Ese domingo en particular mis aflicciones amanecieron calmadas, quizá una simple tregua o dándole un generoso respiro a las trepidantes arremetidas de los días pasados, la apatía apenas si me permitían trabajar. Obligado lo hacía para pagar el alquiler y comer cuando el estómago me lo exigía o al menos me recibía, obviamente sin nada de apetito; creo que era el instinto de conservación imponiéndose, exigiendo alimento para poder sostenerme en pie. Había cambiado varias veces de trabajos, como consecuencia de la inestabilidad emocional que se hacía evidente y no tardó en hacerse notoria la tristeza, brotando por mis apagados ojos al igual el decaimiento y el aislamiento que terminaba por incomodar a quienes me rodeaban, optando en esa medida a renunciar e irme a buscar donde camuflarlo el trasfondo patetico de mis males entre trazas engañosas de seriedad, introversión y lecturas.
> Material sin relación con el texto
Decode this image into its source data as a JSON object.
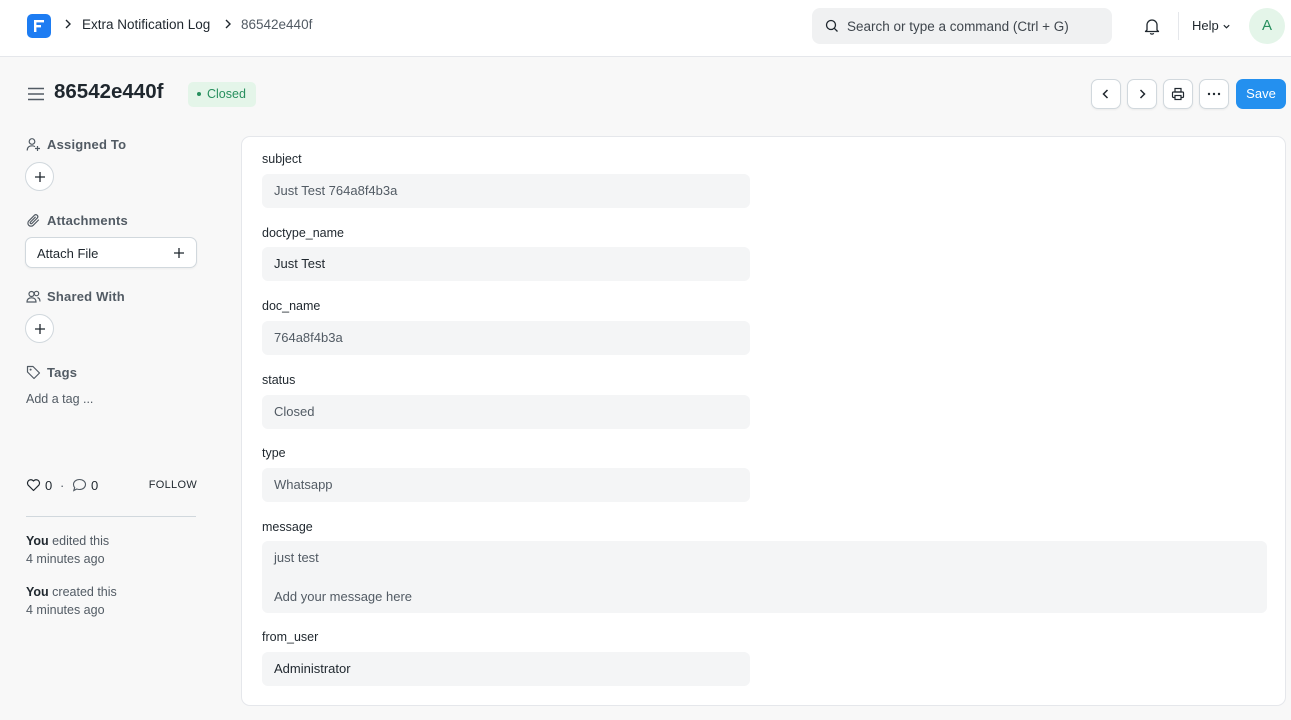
{
  "navbar": {
    "breadcrumbs": [
      "Extra Notification Log",
      "86542e440f"
    ],
    "search_placeholder": "Search or type a command (Ctrl + G)",
    "help_label": "Help",
    "avatar_initial": "A"
  },
  "header": {
    "title": "86542e440f",
    "status": "Closed",
    "save_label": "Save"
  },
  "sidebar": {
    "assigned_to_label": "Assigned To",
    "attachments_label": "Attachments",
    "attach_file_label": "Attach File",
    "shared_with_label": "Shared With",
    "tags_label": "Tags",
    "add_tag_label": "Add a tag ...",
    "likes": "0",
    "comments": "0",
    "follow_label": "FOLLOW",
    "activity": [
      {
        "actor": "You",
        "action": "edited this",
        "time": "4 minutes ago"
      },
      {
        "actor": "You",
        "action": "created this",
        "time": "4 minutes ago"
      }
    ]
  },
  "form": {
    "fields": [
      {
        "label": "subject",
        "value": "Just Test 764a8f4b3a"
      },
      {
        "label": "doctype_name",
        "value": "Just Test"
      },
      {
        "label": "doc_name",
        "value": "764a8f4b3a"
      },
      {
        "label": "status",
        "value": "Closed"
      },
      {
        "label": "type",
        "value": "Whatsapp"
      },
      {
        "label": "message",
        "value": "just test",
        "placeholder": "Add your message here"
      },
      {
        "label": "from_user",
        "value": "Administrator"
      }
    ]
  },
  "colors": {
    "primary": "#2490ef",
    "logo": "#1d7cf2",
    "success_bg": "#e4f5e9",
    "success_text": "#278f5e"
  }
}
Me levanté temprano, luego de un tinto y una ducha emprendí la larga y desgastante caminata hasta la catedral, varios kilómetros al otro extremo del modesto barrio donde vivía. Me había acercado a Dios como lo hacemos casi todos cuando atravesamos malos tiempos o en su defecto la fortuna nos da la espalda, y aunque siempre atice mi fe en él. Fue la misma que subyace perenne, así no fuera muy consistente, más bien dispersa y acomodaticia a las necesidades del credo en el fortuito devaneo de los tiempos turbulentos.

Avanzaba a paso lento, tratando a priori de concentrarme en lo que mis ojos podían abarcar, en este singular paisaje citadino con su cúmulo de abarrotados edificios y calles de hormigón, cableados aéreos, semáforos, letreros comerciales y de señalización, algunos autos o la poca gente que circula a esa hora de la mañana, apenas despuntando el alba y despabilando del letárgico amanecer en ese perezoso domingo.
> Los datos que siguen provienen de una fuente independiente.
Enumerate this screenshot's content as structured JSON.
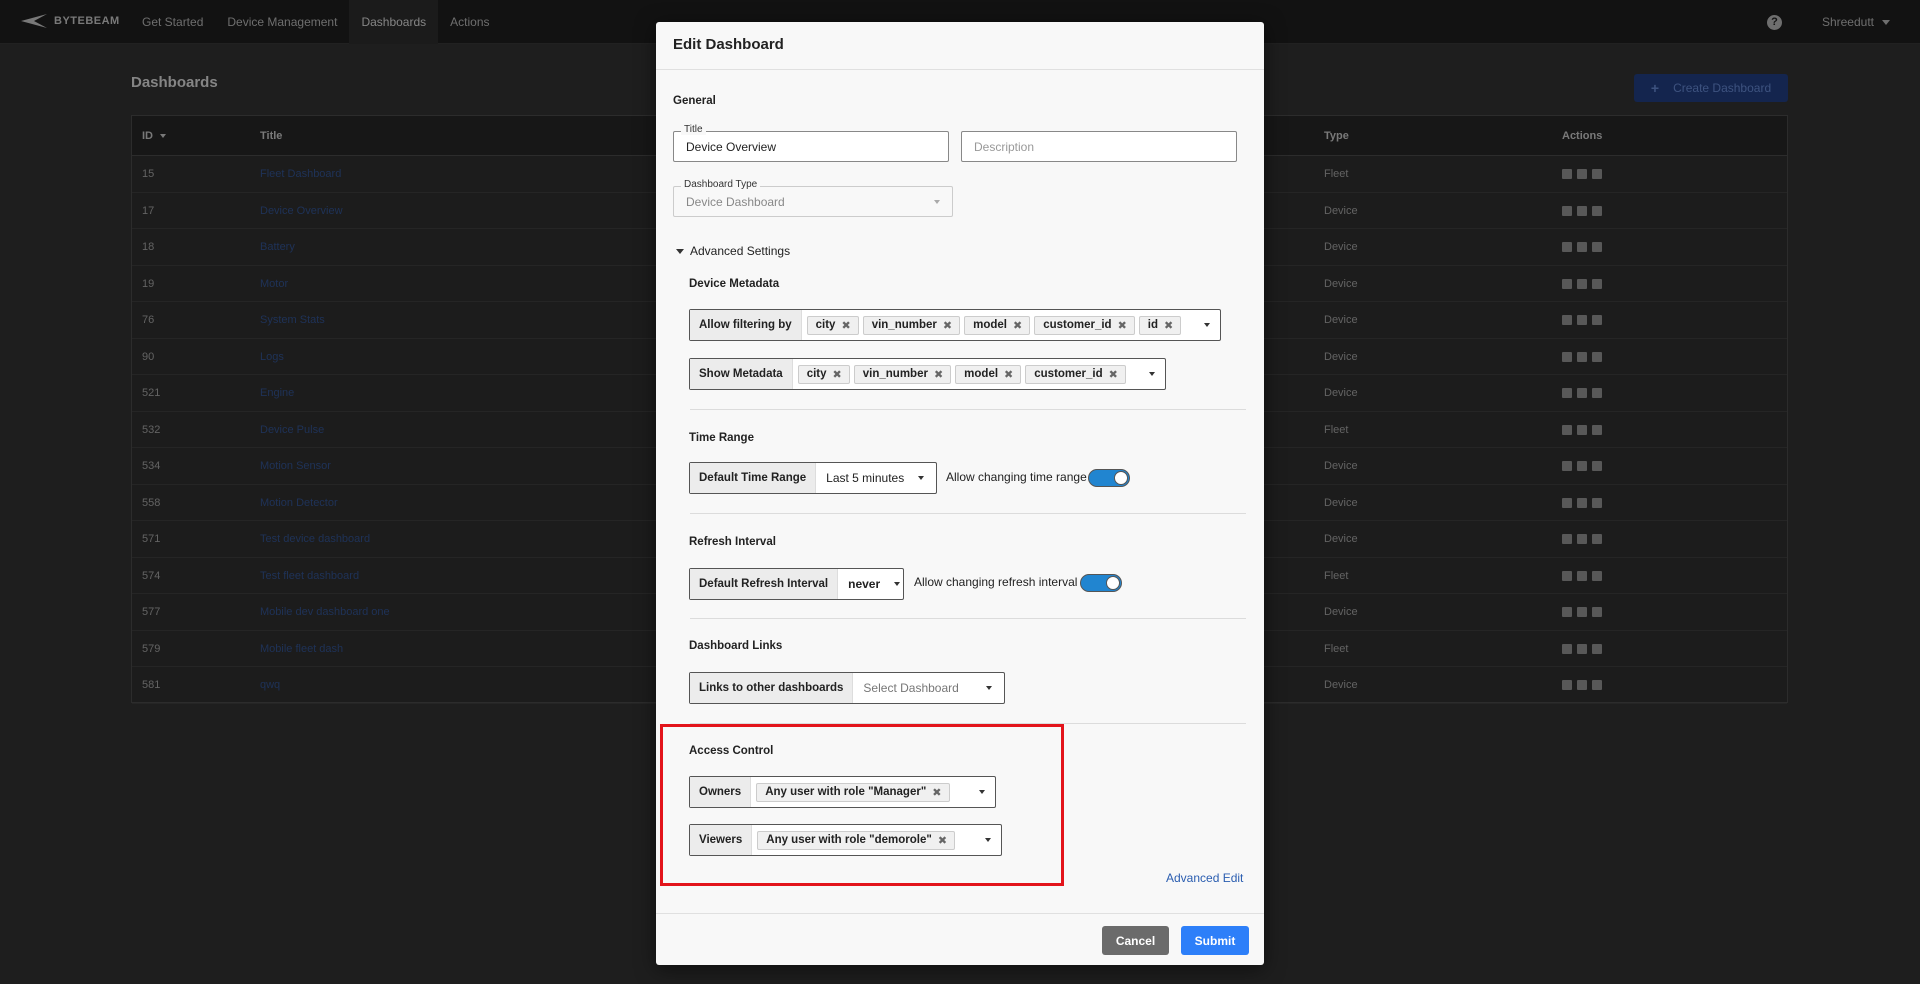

De frente a mí se alzó imponente una mole de puente elevado que atravesaba la autopista, aparentemente era nueva o al menos eso percibí a la distancia. Antes de entrar en él, dirigí mis pasos a uno de los costados junto a la baranda metálica pintada de amarillo. Tenía claro que debía orillarme, en salvaguarda de mi integridad física, dado la velocidad de los raudos autos y aunque el vacío a los lados me produjese vértigo, procuraba no mirar hacia abajo, avanzaba a paso ligero en procura de superarlo lo más pronto posible; ante el inminente riesgo que representaba.